Viel Frucht bringen. Muss das sein? Kann ich das? Ich will es nicht. Nicht nur. Ich will nicht immer nur auf das sehen und hinarbeiten, was am Ende rauskommt. Schon gar nicht von Anfang an. Ich will nicht immer alles schaffen müssen. Und anstrengen müssen für Gott und Menschen will ich mich auch nicht immer. Wenn ich also eher sein könnte wie der wilde Wein, der sich durch meinen Gartenzaun rankt, das wäre schön. Wachsen, wie es gerade so passt. Sich überraschen lassen, ob und wann die Trauben reifen. Natürlich sein. Und dann und wann über den Glanz der eigenen Blätter staunen.

Wenn ich das Bild vom Weinstock zu lange betrachte, könnte ich mich glatt im Anspruch verlieren. Zum Glück sagt Jesus noch mehr und hält mich auf. Als würde er „Halt!“ sagen, ruhig und bestimmt. Wie wenn jemand die Hand auf deine Schulter legt, damit du spürst, dass da noch jemand ist: Wer in mir bleibt und ich in ihm, der bringt viel Frucht; denn ohne mich könnt ihr nichts tun. Er lenkt meinen Blick nach innen. Weg von dem, was ich meine, leisten zu müssen. Und wer ich meine, werden zu müssen. Hin zu dem, was ich schon bin. Verbunden mit Jesus. Wie Reben am Weinstock. Frucht bringen sie durch die natürliche Verbindung wie von selbst. Ich muss nur bleiben. Mehr nicht.
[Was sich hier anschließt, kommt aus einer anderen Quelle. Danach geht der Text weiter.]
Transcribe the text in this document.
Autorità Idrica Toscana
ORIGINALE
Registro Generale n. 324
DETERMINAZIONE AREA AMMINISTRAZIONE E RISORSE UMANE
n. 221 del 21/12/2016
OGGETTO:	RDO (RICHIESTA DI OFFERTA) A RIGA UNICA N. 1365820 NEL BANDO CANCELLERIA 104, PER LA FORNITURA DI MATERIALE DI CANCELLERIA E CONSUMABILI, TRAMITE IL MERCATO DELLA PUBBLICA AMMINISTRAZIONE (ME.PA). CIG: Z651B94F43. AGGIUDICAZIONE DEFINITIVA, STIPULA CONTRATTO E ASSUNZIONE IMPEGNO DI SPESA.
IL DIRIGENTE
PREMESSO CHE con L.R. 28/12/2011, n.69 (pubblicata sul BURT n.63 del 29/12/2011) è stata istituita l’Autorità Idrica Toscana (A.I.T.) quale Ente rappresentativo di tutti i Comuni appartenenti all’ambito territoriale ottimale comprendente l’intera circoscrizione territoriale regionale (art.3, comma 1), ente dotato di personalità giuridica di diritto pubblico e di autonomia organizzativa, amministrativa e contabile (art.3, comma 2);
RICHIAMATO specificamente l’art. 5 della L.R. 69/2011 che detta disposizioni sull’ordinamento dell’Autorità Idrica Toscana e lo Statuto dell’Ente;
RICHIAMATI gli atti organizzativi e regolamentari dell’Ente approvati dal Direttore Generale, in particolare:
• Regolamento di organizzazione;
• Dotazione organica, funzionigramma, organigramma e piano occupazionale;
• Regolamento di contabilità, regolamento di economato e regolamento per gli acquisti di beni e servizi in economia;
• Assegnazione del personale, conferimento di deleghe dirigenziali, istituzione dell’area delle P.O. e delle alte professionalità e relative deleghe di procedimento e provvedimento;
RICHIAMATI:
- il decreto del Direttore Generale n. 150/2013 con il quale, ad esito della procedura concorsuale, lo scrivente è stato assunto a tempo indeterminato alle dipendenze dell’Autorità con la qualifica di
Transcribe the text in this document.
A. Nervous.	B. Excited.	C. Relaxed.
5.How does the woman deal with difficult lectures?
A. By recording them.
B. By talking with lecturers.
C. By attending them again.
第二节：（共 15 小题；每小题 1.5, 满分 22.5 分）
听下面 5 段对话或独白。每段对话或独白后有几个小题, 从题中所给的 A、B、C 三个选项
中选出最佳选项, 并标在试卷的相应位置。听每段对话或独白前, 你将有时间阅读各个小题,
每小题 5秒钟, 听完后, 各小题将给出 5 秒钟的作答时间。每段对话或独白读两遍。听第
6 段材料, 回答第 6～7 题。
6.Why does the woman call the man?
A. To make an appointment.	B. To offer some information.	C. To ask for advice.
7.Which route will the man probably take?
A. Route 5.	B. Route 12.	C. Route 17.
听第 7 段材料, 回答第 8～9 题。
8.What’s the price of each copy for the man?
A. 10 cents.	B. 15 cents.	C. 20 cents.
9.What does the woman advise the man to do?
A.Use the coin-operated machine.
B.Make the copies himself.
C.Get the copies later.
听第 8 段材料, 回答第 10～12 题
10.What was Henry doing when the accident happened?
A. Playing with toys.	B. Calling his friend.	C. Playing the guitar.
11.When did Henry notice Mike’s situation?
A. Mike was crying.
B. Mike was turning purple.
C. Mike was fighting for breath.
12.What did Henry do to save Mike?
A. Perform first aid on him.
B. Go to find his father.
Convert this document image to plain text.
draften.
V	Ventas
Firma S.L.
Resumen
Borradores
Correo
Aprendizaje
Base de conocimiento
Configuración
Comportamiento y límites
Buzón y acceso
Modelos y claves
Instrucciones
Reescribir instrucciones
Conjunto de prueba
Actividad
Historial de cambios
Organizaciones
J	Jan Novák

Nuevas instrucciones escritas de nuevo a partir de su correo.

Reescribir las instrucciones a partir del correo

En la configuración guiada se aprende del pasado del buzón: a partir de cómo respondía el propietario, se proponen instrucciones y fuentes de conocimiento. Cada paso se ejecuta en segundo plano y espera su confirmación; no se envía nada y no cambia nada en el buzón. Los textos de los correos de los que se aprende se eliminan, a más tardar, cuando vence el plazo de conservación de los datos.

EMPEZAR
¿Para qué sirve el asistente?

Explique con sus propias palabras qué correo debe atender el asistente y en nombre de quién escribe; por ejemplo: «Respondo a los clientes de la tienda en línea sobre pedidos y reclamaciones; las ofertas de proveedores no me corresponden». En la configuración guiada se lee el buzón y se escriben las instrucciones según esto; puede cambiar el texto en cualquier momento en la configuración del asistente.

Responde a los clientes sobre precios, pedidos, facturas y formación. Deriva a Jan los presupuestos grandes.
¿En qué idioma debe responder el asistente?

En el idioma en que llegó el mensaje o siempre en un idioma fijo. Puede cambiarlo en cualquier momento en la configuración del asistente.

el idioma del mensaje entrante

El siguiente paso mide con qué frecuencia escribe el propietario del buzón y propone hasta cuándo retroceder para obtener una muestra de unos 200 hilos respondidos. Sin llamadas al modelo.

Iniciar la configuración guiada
Geblieben ist auch der Vers in meiner Bibel, immer noch farbig. Inzwischen bin ich Mitte dreißig und würde ihn immer wieder markieren. Denn er erinnert mich daran, dass Jesus „Halt!“ sagt. Manchmal so: Halte dich zurück. Manchmal so: Halte inne. Und ganz oft so: Ich bin dein Halt. Im Leben und im Sterben. Im Glauben und Zweifeln, in Krankheit und Gesundheit, wenn du die ganze Welt umarmen möchtest und wenn sonst niemand da ist, den du umarmen kannst. Ich halte dich schon fest.